Q:        You went there by yourself.
A:         Yes.
Q:        The only person in the store when you arrived was the cashier.
A:         Yes. 

Once you have exhausted the areas of agreement, you begin to probe areas of potential disagreement.  If you have used a rhythm and cadence that has rewarded the witness for cooperating with you, the witness might continue to agree.

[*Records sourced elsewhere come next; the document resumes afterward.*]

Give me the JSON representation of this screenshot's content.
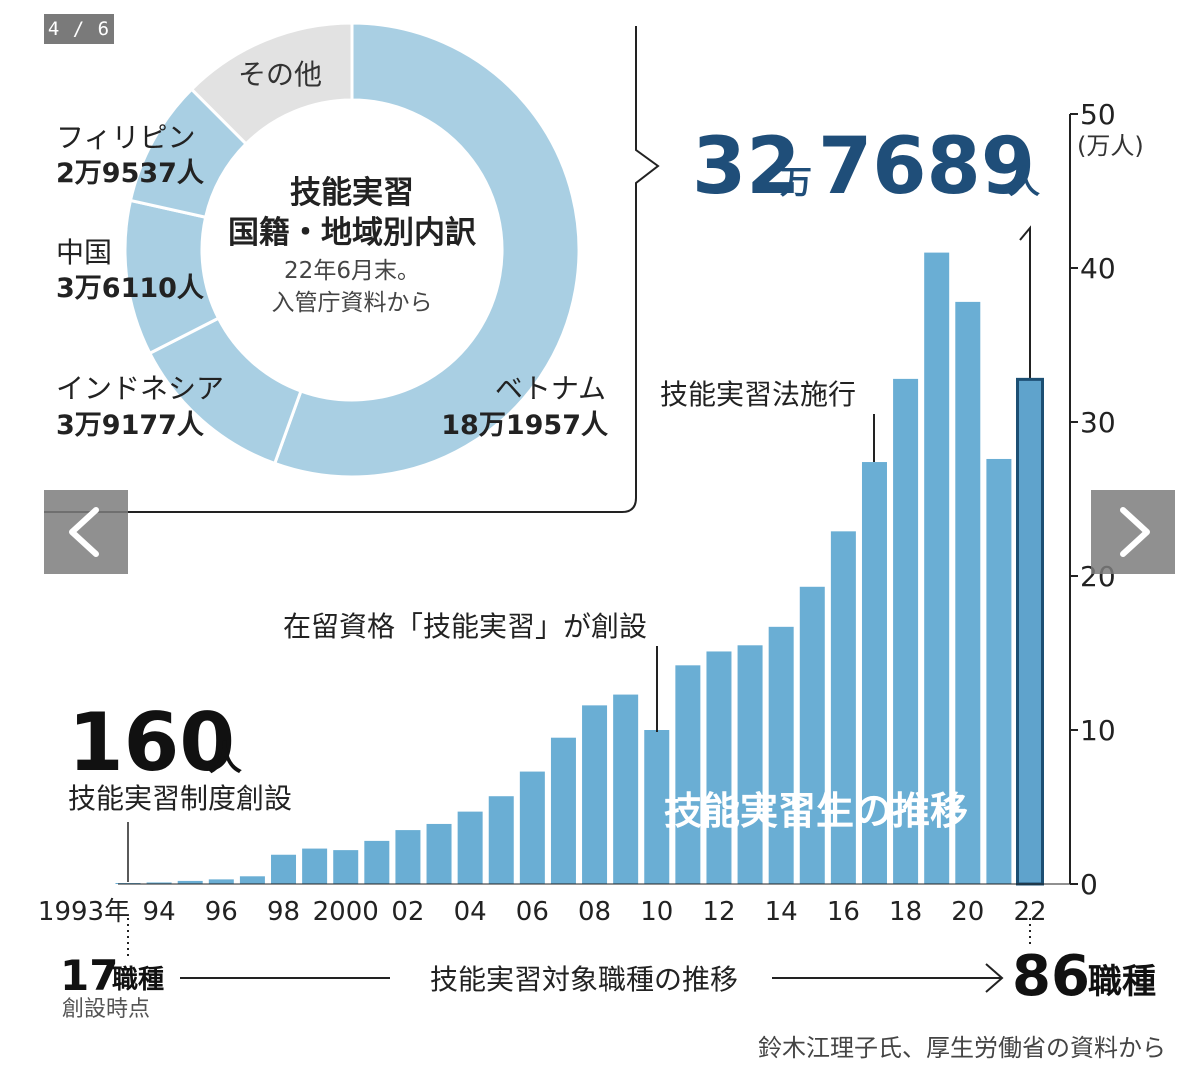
{
  "viewer": {
    "counter": "4 / 6",
    "prev_icon": "chevron-left-icon",
    "next_icon": "chevron-right-icon"
  },
  "colors": {
    "bar": "#6aaed4",
    "bar_highlight": "#5fa3cc",
    "bar_stroke": "#1c4f73",
    "donut_main": "#a9cfe3",
    "donut_other": "#e2e2e2",
    "accent_text": "#1f4e79",
    "overlay_text": "#ffffff"
  },
  "donut": {
    "title_line1": "技能実習",
    "title_line2": "国籍・地域別内訳",
    "note_line1": "22年6月末。",
    "note_line2": "入管庁資料から",
    "segments": [
      {
        "name": "ベトナム",
        "value_text": "18万1957人",
        "value": 181957
      },
      {
        "name": "インドネシア",
        "value_text": "3万9177人",
        "value": 39177
      },
      {
        "name": "中国",
        "value_text": "3万6110人",
        "value": 36110
      },
      {
        "name": "フィリピン",
        "value_text": "2万9537人",
        "value": 29537
      },
      {
        "name": "その他",
        "value_text": "",
        "value": 40908
      }
    ]
  },
  "headline": {
    "number_big": "32",
    "unit_man": "万",
    "number_big2": "7689",
    "unit_nin": "人"
  },
  "left_callout": {
    "number": "160",
    "unit": "人",
    "caption": "技能実習制度創設"
  },
  "annotations": {
    "shikaku": "在留資格「技能実習」が創設",
    "hou": "技能実習法施行"
  },
  "bottom": {
    "start_number": "17",
    "start_unit": "職種",
    "start_caption": "創設時点",
    "arrow_label": "技能実習対象職種の推移",
    "end_number": "86",
    "end_unit": "職種",
    "source": "鈴木江理子氏、厚生労働省の資料から"
  },
  "chart_data": {
    "type": "bar",
    "title": "技能実習生の推移",
    "ylabel": "(万人)",
    "ylim": [
      0,
      50
    ],
    "yticks": [
      0,
      10,
      20,
      30,
      40,
      50
    ],
    "x": [
      1993,
      1994,
      1995,
      1996,
      1997,
      1998,
      1999,
      2000,
      2001,
      2002,
      2003,
      2004,
      2005,
      2006,
      2007,
      2008,
      2009,
      2010,
      2011,
      2012,
      2013,
      2014,
      2015,
      2016,
      2017,
      2018,
      2019,
      2020,
      2021,
      2022
    ],
    "tick_labels": {
      "1993": "1993年",
      "1994": "94",
      "1996": "96",
      "1998": "98",
      "2000": "2000",
      "2002": "02",
      "2004": "04",
      "2006": "06",
      "2008": "08",
      "2010": "10",
      "2012": "12",
      "2014": "14",
      "2016": "16",
      "2018": "18",
      "2020": "20",
      "2022": "22"
    },
    "values": [
      0.016,
      0.1,
      0.2,
      0.3,
      0.5,
      1.9,
      2.3,
      2.2,
      2.8,
      3.5,
      3.9,
      4.7,
      5.7,
      7.3,
      9.5,
      11.6,
      12.3,
      10.0,
      14.2,
      15.1,
      15.5,
      16.7,
      19.3,
      22.9,
      27.4,
      32.8,
      41.0,
      37.8,
      27.6,
      32.7689
    ],
    "highlight_index": 29,
    "legend": "none",
    "grid": false
  }
}
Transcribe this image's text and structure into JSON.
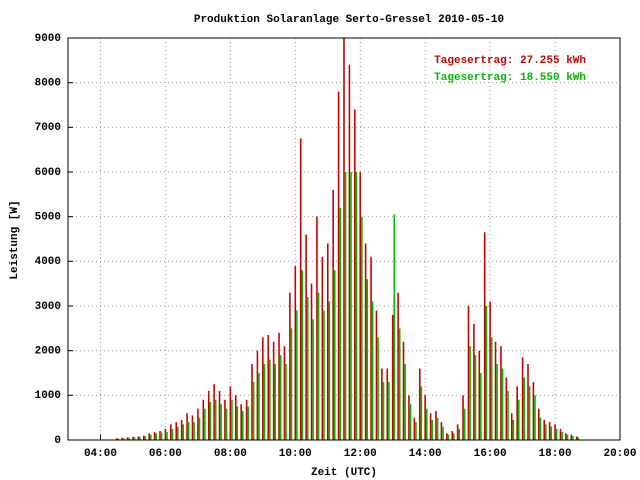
{
  "chart_data": {
    "type": "impulse",
    "title": "Produktion Solaranlage Serto-Gressel 2010-05-10",
    "x_label": "Zeit (UTC)",
    "y_label": "Leistung [W]",
    "x": [
      270,
      280,
      290,
      300,
      310,
      320,
      330,
      340,
      350,
      360,
      370,
      380,
      390,
      400,
      410,
      420,
      430,
      440,
      450,
      460,
      470,
      480,
      490,
      500,
      510,
      520,
      530,
      540,
      550,
      560,
      570,
      580,
      590,
      600,
      610,
      620,
      630,
      640,
      650,
      660,
      670,
      680,
      690,
      700,
      710,
      720,
      730,
      740,
      750,
      760,
      770,
      780,
      790,
      800,
      810,
      820,
      830,
      840,
      850,
      860,
      870,
      880,
      890,
      900,
      910,
      920,
      930,
      940,
      950,
      960,
      970,
      980,
      990,
      1000,
      1010,
      1020,
      1030,
      1040,
      1050,
      1060,
      1070,
      1080,
      1090,
      1100,
      1110,
      1120
    ],
    "series": [
      {
        "name": "Tagesertrag: 27.255 kWh",
        "color": "#cc0000",
        "values": [
          40,
          50,
          60,
          70,
          80,
          100,
          150,
          180,
          200,
          250,
          350,
          400,
          450,
          600,
          550,
          700,
          900,
          1100,
          1250,
          1100,
          900,
          1200,
          1000,
          800,
          900,
          1700,
          2000,
          2300,
          2350,
          2200,
          2400,
          2100,
          3300,
          3900,
          6750,
          4600,
          3500,
          5000,
          4100,
          4400,
          5600,
          7800,
          9000,
          8400,
          7400,
          6000,
          4400,
          4100,
          2900,
          1600,
          1600,
          2800,
          3300,
          2200,
          1000,
          500,
          1600,
          1000,
          600,
          650,
          400,
          150,
          200,
          350,
          1000,
          3000,
          2600,
          2000,
          4650,
          3100,
          2200,
          2100,
          1400,
          600,
          1200,
          1850,
          1700,
          1300,
          700,
          450,
          400,
          350,
          250,
          150,
          120,
          80
        ]
      },
      {
        "name": "Tagesertrag: 18.550 kWh",
        "color": "#00bb00",
        "values": [
          30,
          40,
          50,
          60,
          70,
          80,
          120,
          150,
          170,
          180,
          250,
          300,
          350,
          400,
          400,
          500,
          700,
          850,
          900,
          800,
          700,
          900,
          750,
          650,
          750,
          1300,
          1500,
          1700,
          1800,
          1700,
          1900,
          1700,
          2500,
          2900,
          3800,
          3200,
          2700,
          3300,
          2900,
          3100,
          3800,
          5200,
          6000,
          6000,
          6000,
          5000,
          3600,
          3100,
          2300,
          1300,
          1300,
          5050,
          2500,
          1700,
          800,
          400,
          1200,
          700,
          450,
          500,
          300,
          120,
          150,
          250,
          700,
          2100,
          1900,
          1500,
          3000,
          2300,
          1700,
          1600,
          1100,
          450,
          900,
          1400,
          1200,
          1000,
          500,
          350,
          300,
          250,
          180,
          120,
          90,
          60
        ]
      }
    ],
    "xlim": [
      180,
      1200
    ],
    "xticks": [
      {
        "value": 240,
        "label": "04:00"
      },
      {
        "value": 360,
        "label": "06:00"
      },
      {
        "value": 480,
        "label": "08:00"
      },
      {
        "value": 600,
        "label": "10:00"
      },
      {
        "value": 720,
        "label": "12:00"
      },
      {
        "value": 840,
        "label": "14:00"
      },
      {
        "value": 960,
        "label": "16:00"
      },
      {
        "value": 1080,
        "label": "18:00"
      },
      {
        "value": 1200,
        "label": "20:00"
      }
    ],
    "ylim": [
      0,
      9000
    ],
    "yticks": [
      0,
      1000,
      2000,
      3000,
      4000,
      5000,
      6000,
      7000,
      8000,
      9000
    ],
    "grid": true
  }
}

You continue to keep your questions narrow so that you can limit damage when the disagreements begin to come and when/if they do, you probe the areas of disagreement gently, hoping to narrow or elucidate them.  Assuming you have done your homework, you can also begin to push back with impeachment.  There is nothing more gratifying than a well-developed and executed impeachment trap.  As for all other areas of disagreement, you generally leave them alone.  You do not want to force the witness to dig in his/her heels on bad facts or to accentuate them to the judge or jury.  The tactic of repeating the bad facts with a tone dripping with sarcasm – as Adnan Syed’s criminal defense attorney did at his trial – may make for good theater but it is rarely effective.

If that is the basic difference between leading and non-leading questions, things are rarely that clear cut. In fact, an unlikely but theoretically possible objection to my very first question —  “What is your name?” – is that, to the extent the person might not have a name, the questioner might be leading the witness to an answer for which there is no foundation.  In that case, the appropriate question in that case would be:  “Do you have name?”  Followed by: “If so, what is it?”

There are other nuances.  There was an Assistant District Attorney in Philadelphia who used to complain when someone objected to one of her questions as leading.  “Your Honor,” she huffed.  “A question that begins with ‘who,’ ‘what,’ ‘where,’ ‘how’ or ‘why’ cannot, by definition be leading.”  This was right after she asked a police officer something along the lines of “Where did you find the five red ziplock bags of crack cocaine?” when the officer had not yet said anything about five red ziplock bags of crack cocaine. 

Conversely, questions that elicit “yes” or “no” answers are not necessarily leading, as is sometimes argued.  “Did you see anything?” is not leading.  “Did you see a dog in the window?” could be, depending on the context. 

As it is, most questions fall somewhere in between “What happened next?” and “You next went into the store, didn’t you?”  For example, “Where did you go next” is more specific than “What happened next?” because it limits the response to the witness’ movements as opposed to what he/she thought, smelled, heard, or felt.  But unlike “You next went into the store, didn’t you?,” it does not point the witness to any particular place. 

In other words, there is never a simple answer for anything when it comes to the law.  That is what keeps things interesting.